His friend Lady (Frances) Horner introduced him to the non-Catholic architect Sir Edwin Lutyens, known for his imaginative adaptation of traditional styles, and fresh from his design of New Delhi. Gavin Stamp described him as “surely the greatest British architect of the 20th (or of any other) century”. He had been commissioned in 1929 to build Liverpool Catholic Cathedral in a classical style but sadly, for financial reasons, only his crypt was ever built; this still survives.
Lutyens was keen to design an Oxford College building. The Brewer Street site was a long thin one, belonging to Hall’s Brewery, from whom it was purchased. The main existing building was the largely 18th-cent-ury Micklem Hall. Lutyens kept this intact and incorporated it into his L-shaped design, the rest being a long range of 17th-century Cotswold type in golden stone. The ground floor contained two long rooms, the Refectory and the Library. The first and second floor have single rooms arranged along a corridor. The garden is surprisingly large. The new College was complete by 1936.

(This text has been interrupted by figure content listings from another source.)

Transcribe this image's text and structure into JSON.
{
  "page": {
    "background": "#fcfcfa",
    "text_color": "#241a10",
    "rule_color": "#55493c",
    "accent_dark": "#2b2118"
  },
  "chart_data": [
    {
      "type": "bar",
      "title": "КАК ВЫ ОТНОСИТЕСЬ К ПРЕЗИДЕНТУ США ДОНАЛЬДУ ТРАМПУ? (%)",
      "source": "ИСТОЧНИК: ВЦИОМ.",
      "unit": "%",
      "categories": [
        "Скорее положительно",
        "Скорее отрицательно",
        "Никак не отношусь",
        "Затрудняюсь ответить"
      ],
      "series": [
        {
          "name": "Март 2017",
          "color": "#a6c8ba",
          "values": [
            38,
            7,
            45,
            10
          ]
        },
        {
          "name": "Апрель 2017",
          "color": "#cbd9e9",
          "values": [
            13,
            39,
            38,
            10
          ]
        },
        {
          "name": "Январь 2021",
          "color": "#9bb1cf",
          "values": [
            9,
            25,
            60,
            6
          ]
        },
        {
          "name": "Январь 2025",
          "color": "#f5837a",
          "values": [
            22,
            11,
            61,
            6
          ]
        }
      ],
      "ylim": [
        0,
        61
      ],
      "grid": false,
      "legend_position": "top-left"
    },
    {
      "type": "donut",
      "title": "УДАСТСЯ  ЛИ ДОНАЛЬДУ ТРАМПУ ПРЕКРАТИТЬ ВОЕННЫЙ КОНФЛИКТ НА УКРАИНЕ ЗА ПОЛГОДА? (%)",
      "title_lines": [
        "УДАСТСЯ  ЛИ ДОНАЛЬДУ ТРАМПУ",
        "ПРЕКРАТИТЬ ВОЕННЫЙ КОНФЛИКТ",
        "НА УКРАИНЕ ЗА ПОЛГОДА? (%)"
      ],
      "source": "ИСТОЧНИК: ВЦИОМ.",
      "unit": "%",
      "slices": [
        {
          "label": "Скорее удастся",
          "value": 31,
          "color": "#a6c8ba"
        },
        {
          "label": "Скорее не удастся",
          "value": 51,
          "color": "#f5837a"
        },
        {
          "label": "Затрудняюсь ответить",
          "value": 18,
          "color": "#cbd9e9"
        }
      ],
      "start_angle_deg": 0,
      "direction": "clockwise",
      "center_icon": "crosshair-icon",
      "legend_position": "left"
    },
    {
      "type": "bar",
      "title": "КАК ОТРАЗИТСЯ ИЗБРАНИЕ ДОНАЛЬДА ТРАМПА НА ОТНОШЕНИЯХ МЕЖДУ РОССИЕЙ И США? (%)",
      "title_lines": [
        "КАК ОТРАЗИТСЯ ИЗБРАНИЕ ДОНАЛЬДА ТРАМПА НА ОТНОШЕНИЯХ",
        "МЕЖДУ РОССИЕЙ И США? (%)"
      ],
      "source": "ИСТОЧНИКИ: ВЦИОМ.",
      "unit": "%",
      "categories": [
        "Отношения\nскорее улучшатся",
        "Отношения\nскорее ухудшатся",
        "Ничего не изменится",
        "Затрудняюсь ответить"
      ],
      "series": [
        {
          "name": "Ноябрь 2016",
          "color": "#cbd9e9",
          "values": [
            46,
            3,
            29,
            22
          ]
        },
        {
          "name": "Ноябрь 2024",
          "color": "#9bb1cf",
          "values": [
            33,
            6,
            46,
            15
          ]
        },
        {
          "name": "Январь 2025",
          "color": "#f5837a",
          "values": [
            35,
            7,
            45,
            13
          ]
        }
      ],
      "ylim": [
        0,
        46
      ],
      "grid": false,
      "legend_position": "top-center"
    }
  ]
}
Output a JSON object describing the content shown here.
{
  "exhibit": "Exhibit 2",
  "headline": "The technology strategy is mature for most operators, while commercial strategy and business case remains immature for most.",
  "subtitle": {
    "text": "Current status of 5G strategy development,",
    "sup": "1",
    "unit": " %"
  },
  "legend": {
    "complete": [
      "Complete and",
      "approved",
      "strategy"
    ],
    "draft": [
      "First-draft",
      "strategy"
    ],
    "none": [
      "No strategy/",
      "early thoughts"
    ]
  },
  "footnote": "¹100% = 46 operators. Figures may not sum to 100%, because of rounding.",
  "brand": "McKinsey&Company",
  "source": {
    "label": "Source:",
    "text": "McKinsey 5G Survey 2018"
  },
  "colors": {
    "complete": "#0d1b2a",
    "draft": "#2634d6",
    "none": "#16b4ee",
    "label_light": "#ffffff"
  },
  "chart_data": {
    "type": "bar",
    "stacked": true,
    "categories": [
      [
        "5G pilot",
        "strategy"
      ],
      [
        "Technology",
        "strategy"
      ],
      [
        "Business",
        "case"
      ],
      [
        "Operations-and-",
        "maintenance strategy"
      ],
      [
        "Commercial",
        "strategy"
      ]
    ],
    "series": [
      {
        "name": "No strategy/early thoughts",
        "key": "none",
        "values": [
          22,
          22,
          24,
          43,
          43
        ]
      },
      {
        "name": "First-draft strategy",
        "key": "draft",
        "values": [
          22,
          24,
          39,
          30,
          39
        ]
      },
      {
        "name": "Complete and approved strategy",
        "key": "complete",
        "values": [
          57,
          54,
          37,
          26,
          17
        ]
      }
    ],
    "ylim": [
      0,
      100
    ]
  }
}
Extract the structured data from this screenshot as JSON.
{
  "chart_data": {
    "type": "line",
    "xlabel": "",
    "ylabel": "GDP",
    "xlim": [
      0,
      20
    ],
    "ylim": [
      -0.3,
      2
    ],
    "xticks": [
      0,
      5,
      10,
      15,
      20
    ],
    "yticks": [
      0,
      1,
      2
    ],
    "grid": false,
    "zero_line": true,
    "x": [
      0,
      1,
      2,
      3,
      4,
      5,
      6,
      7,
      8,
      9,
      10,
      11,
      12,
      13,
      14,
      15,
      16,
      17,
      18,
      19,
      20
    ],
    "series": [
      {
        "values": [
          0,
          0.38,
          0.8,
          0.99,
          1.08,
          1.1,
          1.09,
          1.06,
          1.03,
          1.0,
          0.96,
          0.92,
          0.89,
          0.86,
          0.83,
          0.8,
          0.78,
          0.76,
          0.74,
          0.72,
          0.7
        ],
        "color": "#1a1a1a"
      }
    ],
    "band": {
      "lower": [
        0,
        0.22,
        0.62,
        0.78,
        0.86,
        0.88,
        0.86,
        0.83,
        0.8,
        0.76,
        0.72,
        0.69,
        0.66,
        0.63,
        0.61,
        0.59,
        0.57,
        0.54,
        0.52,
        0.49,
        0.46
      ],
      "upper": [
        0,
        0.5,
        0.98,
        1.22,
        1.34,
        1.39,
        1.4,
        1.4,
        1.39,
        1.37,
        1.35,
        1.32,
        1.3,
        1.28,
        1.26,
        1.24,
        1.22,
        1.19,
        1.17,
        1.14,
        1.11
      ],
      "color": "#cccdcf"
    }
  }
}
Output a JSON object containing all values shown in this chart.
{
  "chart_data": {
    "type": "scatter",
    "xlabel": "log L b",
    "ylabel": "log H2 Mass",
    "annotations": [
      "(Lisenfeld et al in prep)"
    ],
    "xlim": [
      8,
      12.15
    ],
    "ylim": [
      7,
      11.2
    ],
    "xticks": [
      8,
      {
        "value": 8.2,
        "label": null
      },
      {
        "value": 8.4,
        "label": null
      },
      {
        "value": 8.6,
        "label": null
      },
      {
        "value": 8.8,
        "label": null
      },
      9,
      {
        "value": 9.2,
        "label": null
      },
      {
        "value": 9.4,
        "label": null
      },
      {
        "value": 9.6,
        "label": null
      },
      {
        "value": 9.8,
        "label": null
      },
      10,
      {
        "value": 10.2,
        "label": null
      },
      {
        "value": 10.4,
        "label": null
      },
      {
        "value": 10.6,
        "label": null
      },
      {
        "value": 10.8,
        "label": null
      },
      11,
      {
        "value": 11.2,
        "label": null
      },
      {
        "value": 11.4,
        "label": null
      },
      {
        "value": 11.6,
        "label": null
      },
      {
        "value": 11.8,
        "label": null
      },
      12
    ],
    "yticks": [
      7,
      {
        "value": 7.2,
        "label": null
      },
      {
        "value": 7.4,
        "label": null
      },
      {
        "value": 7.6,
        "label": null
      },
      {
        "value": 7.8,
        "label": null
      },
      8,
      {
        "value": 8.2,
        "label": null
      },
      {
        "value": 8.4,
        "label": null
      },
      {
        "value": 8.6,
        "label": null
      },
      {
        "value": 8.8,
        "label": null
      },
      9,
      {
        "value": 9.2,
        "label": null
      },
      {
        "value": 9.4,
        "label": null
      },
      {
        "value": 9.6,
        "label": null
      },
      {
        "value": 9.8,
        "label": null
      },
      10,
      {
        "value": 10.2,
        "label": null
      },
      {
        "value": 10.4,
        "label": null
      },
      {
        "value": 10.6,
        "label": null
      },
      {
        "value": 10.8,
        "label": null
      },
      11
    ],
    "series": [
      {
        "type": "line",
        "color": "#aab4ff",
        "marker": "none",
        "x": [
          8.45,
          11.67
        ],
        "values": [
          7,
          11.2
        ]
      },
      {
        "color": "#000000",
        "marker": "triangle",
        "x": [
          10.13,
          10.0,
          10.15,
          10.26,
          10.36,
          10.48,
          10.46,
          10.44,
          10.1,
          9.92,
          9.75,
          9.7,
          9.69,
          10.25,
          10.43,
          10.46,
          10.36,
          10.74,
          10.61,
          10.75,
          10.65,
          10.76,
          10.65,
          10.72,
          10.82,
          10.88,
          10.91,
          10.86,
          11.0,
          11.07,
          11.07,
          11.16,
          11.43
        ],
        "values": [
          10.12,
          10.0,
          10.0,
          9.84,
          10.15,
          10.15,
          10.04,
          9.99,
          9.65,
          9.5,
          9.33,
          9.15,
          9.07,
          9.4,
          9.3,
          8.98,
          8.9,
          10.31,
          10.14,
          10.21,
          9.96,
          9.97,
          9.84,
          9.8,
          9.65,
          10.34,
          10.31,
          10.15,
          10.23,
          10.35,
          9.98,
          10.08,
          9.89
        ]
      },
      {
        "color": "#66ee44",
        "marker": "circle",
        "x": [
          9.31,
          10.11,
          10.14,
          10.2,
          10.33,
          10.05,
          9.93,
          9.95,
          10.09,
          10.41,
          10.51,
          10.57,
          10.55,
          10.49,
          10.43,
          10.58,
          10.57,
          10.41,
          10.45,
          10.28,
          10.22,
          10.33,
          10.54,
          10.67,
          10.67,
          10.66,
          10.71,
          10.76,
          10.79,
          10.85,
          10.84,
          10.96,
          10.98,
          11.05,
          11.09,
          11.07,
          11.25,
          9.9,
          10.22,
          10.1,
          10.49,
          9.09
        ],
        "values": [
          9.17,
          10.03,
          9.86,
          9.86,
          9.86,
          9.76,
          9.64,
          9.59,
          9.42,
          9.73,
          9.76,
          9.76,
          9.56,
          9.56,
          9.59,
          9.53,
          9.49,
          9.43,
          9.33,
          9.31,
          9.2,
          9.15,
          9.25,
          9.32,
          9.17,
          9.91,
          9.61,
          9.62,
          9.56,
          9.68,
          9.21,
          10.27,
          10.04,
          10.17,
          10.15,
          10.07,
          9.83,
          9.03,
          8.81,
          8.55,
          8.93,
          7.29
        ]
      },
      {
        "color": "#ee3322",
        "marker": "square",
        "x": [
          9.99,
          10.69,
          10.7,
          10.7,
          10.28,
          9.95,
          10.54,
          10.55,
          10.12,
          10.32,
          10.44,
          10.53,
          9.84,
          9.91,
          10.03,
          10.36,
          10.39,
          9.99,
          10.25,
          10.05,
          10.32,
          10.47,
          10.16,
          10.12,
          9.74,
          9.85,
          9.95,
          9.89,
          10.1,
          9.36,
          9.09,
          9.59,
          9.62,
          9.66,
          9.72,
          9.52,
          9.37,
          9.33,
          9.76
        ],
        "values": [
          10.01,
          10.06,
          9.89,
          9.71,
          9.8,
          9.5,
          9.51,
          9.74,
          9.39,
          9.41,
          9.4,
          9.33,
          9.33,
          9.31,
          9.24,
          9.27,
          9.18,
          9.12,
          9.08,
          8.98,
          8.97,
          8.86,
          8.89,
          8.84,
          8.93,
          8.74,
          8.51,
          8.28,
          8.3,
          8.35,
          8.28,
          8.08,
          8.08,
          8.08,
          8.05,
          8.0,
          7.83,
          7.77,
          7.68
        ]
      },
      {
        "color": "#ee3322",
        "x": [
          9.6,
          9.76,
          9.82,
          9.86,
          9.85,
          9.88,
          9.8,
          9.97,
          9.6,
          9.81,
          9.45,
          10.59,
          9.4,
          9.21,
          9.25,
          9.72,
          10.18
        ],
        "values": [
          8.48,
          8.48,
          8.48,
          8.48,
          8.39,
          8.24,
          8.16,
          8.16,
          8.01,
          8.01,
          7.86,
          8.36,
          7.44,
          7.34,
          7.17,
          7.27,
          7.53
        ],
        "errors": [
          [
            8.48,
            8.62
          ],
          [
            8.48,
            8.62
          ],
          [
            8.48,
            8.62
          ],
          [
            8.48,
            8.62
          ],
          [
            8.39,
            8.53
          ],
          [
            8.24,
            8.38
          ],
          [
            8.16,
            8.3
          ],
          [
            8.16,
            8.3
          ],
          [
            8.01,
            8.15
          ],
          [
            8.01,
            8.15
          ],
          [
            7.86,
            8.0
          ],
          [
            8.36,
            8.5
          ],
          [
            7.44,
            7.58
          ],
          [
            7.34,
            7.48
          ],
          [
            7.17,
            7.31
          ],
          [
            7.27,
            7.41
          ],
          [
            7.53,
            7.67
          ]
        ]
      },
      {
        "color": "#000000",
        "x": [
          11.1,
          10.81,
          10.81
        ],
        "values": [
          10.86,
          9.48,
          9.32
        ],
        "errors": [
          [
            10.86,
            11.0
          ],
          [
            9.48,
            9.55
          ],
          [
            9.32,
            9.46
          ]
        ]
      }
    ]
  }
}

The polygonal exterior of the east end of the Chapel is visible along Brewer Street, situated above a ground floor with two round arches. The Chapel has an apse, a huge wooden baldacchino, wooden pews and two-light windows. The memorable Stations of the Cross are by Sir Frank Brangwyn.
A side chapel was dedicated in the traditional way to Our Lady and Fr D’Arcy wished to beautify this. His friend Evelyn Waugh generously donated the royalties from his life of Edmund Campion (published 1935) to the project. After unsuccessful negotiations with Stanley Spencer, Charles Mahoney was appointed on the recommendation of Sir John Rothenstein to design a set of murals. The work, although ultimately unfinished, was gloriously achieved. The main panel shows Mary crowned as Queen of Heaven surrounded by a garland of flowers and angels spreading her protective cloak over four supplicants. The other two panels show a Nativity Scene in winter and the Coronation of Our Lady in summer. Other smaller panels depict the Flight of the Holy Family into Egypt, the birth of Mary, the Visitation to Elizabeth, the betrothal to Joseph and an unfinished Dormition.
Fr D’Arcy was also responsible for endowing Campion Hall with numerous remarkable works of art, both paintings and statuary. Some of the former are now in the Ashmolean Museum for reasons of security.
Fr D’Arcy moved to Farm Street in 1945 to become Provincial of the English Jesuits until 1950. His last years were clouded by the aftermath of the Second Vatican Council which was antipathetic to his traditional kind of Catholicism. He died in 1976.
The Chapel at Campion Hall was sadly neglected at this period with Mass in preference usually being celebrated in a less formal setting.
Under the supportive Masterships of Fr James Hanvey SJ and Fr Nick Austin SJ both Chapel and Lady Chapel have been restored to their former glory, chiefly by the good efforts of a series of Jesuit postgraduate sacristans. The sanctuary of the Chapel now benefits from a splendid picture of the Noli me tangere by Anton Raphael Mengs (1728-1779) on long loan from All Souls College; the Lutyens candlesticks have also been beautifully regilded.